I love Common Lisp, but frankly the purists are wrong on this. Clojure is a damn sight more of a lisp than any other even remotely common language. My preference now leans CL, but Clojure is a joy in its own right, with some of the nicest little touches I've seen in a language.
Why "more of a lisp"? I guess it depends on your personal definition of what a lisp is. For example, I'm much more interested in Racket because my interest is computer science.
I meant more along the lines of dynamism, s-exprs, metaprogramming, a first-class REPL, that sort of thing. Clojure is a weird lisp for sure, but it's certainly more similar to Scheme than, for instance, Java, Python, or Go (let alone Rust). Not sure what you mean by that last part, care to clarify?
Oh yeah no I meant compared to frequently used languages. Racket's great too, though I didn't love the REPL. Clojure is definitely an odd one out in the lisp family, but compared to anything else on the JVM it's a lisp through and through.
Kind of, a Python REPL is nothing more than a live Python environment. You type some Python code and you immediately see the result. The main idea behind a REPL is to speed up the feedback loop of write code -> execute code -> verify results -> modify code -> repeat.
The simplest REPL you're probably familiar with is a separate window where you can execute some Python code which you can then copy paste into your editor where you can polish it. This is helpful, but a REPL (even the Python REPL) can do more.
For example a nice IDE for python or lisp lets you execute selected pieces of code with a single keypress. You immediately know whether it works, and you can try out your snippet with different inputs to quickly test it etc.
You'll often make a modification or two after checking your code in a REPL, and good IDEs will let you replace the original snippet with your modified snippet with one or two key presses.
REPLs tend to be a little bit nicer if they're well integrated into your program, for instance you can load parts of your program, or start a REPL with a breakpoint in the middle of a program to debug your code from within a REPL. Again, intelligent IDE integration makes this really cool!
In the case of many Lisps, REPLs have even deeper functionality.
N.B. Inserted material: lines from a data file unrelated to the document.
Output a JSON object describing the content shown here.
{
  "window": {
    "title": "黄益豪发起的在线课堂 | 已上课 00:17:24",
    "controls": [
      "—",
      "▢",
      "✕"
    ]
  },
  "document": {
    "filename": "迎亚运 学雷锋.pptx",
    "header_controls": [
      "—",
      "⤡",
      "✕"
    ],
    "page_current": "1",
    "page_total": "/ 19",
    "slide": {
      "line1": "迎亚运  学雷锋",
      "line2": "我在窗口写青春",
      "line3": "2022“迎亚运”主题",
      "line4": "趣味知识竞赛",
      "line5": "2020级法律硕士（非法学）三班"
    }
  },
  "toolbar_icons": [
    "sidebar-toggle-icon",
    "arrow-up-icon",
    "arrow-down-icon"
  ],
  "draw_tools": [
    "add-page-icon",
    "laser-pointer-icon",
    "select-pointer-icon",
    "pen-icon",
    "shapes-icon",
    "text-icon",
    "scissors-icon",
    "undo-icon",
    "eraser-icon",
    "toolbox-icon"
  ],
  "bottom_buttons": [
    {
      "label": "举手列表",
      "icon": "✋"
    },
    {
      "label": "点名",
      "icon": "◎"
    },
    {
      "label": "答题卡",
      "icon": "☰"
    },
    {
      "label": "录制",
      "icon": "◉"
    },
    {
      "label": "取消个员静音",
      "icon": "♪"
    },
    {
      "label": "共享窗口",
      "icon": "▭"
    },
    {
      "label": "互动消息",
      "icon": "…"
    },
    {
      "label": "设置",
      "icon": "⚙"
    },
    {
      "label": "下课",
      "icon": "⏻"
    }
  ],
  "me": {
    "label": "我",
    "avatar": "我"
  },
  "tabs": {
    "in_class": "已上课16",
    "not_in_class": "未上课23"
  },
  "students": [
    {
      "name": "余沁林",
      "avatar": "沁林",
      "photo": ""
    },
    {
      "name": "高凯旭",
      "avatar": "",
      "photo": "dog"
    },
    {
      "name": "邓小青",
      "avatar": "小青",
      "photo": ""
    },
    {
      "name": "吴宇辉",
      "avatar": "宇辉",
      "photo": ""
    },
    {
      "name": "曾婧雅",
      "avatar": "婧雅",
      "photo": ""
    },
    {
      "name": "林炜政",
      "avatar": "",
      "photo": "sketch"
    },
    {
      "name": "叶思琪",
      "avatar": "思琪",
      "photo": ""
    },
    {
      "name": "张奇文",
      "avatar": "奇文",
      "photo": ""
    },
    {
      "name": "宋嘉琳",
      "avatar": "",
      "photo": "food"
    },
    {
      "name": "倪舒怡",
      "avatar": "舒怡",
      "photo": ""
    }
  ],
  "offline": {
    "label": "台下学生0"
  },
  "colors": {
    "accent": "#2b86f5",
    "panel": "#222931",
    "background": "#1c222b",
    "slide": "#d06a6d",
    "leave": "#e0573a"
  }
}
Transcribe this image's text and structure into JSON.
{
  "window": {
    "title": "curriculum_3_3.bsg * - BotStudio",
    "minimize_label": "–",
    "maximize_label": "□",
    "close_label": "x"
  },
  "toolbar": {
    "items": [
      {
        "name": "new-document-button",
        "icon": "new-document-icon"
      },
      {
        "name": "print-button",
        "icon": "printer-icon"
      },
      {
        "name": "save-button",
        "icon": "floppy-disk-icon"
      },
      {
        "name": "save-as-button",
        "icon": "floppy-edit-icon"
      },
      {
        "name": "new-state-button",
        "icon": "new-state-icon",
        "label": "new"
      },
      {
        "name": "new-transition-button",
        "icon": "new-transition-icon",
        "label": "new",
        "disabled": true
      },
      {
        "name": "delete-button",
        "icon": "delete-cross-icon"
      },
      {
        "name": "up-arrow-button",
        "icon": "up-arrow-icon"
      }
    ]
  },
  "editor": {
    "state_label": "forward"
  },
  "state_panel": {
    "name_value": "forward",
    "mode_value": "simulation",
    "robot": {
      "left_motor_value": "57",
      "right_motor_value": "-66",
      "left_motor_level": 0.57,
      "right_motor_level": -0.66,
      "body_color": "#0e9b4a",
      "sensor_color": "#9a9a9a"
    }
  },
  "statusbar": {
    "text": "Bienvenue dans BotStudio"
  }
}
You get features like automatically being thrown into a REPL when an error happens, so you can rewrite the code and pretend the error never happened and run it with the updated version. This is even possible in live code! (I believe some lisp code running in a space device at some point was updated from within a REPL in this way? While it was in space!)
I believe there is even more to it than that, but I've never gone deeper than this.
The old Python support for Emacs was such very good support for true REPL driven development. I have been using Lisp languages professionally since 1982, so I am fussy about having good REPL support.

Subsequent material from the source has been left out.